The president argued that the European Union should not be defined by the views of individual officials. “It is not acceptable that the whole of Europe and its values are determined by the opinion of a single Member of the European Parliament or the President of the European Council,” he said.
Kavelashvili added that for Georgia, EU membership must serve the protection of national values, traditions and interests. “For us, the European Union is a tool to make our country stronger - to ensure our values, traditions, national interests and sense of justice function as a unified mechanism,” he said.
He also claimed that assessments and statements from EU institutions have lost credibility among the Georgian public. According to the president, messages from European officials no longer carry the same weight they did several years ago.
“Our relations with the EU change almost every week or month. However, it is positive that Georgian citizens now see the real face of the EU and its bureaucracy,” Kavelashvili said, specifically referring to EU foreign policy chief Kaja Kallas.

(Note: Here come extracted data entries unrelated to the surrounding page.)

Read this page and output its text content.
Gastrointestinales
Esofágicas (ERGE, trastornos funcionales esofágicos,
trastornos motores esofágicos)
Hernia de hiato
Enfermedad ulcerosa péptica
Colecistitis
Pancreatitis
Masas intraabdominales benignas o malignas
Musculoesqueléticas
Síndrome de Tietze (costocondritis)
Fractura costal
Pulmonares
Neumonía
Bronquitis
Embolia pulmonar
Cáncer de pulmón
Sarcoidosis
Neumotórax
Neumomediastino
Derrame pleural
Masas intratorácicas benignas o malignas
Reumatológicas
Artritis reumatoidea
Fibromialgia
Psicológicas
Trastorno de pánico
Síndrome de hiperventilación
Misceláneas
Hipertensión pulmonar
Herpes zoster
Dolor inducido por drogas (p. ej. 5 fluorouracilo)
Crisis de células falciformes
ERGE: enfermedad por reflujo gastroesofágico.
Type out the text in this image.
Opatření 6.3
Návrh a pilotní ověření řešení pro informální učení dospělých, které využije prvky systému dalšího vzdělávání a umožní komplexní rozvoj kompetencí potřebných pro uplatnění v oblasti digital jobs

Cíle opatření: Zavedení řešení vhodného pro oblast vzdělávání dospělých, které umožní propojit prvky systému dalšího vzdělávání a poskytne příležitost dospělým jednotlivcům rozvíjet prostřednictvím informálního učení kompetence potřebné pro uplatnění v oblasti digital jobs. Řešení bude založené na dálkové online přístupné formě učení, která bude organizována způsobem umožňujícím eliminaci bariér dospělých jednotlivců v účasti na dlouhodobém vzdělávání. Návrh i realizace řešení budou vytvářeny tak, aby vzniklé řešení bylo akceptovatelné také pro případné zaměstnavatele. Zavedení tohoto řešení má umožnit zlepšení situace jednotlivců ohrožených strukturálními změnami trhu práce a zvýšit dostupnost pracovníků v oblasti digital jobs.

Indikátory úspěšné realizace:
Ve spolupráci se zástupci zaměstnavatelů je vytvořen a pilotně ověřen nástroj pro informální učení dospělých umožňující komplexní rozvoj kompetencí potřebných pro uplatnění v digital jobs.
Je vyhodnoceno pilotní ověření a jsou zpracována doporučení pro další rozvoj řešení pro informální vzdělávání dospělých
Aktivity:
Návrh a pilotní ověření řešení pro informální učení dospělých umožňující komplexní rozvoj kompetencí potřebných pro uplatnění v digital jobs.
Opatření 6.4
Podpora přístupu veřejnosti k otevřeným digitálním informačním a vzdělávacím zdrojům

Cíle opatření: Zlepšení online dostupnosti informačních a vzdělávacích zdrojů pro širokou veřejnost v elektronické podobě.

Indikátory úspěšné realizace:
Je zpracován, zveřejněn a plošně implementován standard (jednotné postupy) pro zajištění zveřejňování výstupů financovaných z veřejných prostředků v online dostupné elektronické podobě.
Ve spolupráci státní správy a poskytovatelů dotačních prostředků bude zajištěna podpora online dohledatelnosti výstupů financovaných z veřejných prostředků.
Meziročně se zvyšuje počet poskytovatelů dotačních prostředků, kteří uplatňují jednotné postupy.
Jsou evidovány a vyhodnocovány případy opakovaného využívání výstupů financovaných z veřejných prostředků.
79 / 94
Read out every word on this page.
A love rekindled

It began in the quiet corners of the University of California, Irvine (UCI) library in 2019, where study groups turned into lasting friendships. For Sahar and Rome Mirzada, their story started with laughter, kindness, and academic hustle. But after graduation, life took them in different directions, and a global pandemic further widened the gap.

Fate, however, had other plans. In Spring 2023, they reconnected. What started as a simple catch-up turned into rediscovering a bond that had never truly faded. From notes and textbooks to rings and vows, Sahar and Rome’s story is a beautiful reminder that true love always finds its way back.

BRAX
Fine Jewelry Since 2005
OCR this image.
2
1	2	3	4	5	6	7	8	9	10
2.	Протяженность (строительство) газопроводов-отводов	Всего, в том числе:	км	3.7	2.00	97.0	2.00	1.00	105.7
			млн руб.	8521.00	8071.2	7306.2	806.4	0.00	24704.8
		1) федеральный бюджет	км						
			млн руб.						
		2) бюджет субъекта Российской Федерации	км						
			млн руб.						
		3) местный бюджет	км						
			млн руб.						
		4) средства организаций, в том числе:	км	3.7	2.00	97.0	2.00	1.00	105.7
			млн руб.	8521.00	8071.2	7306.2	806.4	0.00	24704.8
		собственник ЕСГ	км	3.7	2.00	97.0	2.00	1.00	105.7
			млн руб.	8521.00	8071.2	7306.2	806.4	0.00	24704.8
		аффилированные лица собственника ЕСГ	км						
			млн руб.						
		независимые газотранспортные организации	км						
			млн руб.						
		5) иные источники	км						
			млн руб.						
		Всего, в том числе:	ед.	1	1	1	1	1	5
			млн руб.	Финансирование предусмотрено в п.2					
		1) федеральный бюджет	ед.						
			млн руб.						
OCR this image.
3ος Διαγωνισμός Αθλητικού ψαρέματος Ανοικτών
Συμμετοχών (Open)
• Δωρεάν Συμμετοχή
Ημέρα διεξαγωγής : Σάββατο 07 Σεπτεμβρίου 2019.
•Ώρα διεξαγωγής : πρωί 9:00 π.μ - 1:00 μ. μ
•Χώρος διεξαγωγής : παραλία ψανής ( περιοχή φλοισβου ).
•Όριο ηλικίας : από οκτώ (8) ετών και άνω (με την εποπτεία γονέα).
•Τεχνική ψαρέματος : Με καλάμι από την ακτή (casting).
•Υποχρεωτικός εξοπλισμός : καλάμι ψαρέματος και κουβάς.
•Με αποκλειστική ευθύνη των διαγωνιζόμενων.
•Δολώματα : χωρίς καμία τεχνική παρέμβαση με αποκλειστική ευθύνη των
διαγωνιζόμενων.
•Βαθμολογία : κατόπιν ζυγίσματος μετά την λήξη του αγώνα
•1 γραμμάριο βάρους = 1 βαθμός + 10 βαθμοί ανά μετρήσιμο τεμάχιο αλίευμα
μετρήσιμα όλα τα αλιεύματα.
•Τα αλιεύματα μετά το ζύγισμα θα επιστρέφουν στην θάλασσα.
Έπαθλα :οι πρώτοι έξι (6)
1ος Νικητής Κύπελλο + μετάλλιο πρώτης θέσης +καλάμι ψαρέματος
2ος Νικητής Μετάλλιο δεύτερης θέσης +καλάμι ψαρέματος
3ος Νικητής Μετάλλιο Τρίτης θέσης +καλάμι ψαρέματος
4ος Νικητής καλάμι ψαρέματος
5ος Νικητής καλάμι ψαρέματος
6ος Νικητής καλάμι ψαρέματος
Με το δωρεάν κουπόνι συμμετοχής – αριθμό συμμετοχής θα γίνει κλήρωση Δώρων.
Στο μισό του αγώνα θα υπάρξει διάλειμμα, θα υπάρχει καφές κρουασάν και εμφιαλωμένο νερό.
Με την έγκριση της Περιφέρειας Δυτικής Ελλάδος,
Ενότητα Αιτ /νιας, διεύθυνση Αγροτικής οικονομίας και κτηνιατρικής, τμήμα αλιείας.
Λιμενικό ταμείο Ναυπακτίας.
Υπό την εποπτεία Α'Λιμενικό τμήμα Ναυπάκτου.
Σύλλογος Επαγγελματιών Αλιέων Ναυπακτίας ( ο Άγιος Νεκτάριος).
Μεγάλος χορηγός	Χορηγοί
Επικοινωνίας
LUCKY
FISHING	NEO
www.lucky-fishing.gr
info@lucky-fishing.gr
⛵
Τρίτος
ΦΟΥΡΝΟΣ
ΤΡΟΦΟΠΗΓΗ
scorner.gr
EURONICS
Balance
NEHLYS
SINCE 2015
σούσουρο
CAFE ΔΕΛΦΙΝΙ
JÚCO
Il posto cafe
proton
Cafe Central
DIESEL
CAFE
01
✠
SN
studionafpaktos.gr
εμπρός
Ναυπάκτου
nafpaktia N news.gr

He accused European institutions of applying double standards, showing unfair treatment and interfering in Georgia’s elections, arguing that these actions have shaped public attitudes towards the EU. Kavelashvili said this reflects a broader crisis within the European Union.
He pointed to “tensions between major EU member states,” including disagreements between Germany and France, and cited criticism from the United States, as well as comments from leaders in Hungary and Slovakia, as signs of a wider crisis within the bloc.
“We have consistently called on the EU to be constructive, fair and to treat us as equals - precisely for those reasons why we aspire to become an EU member,” Kavelashvili said.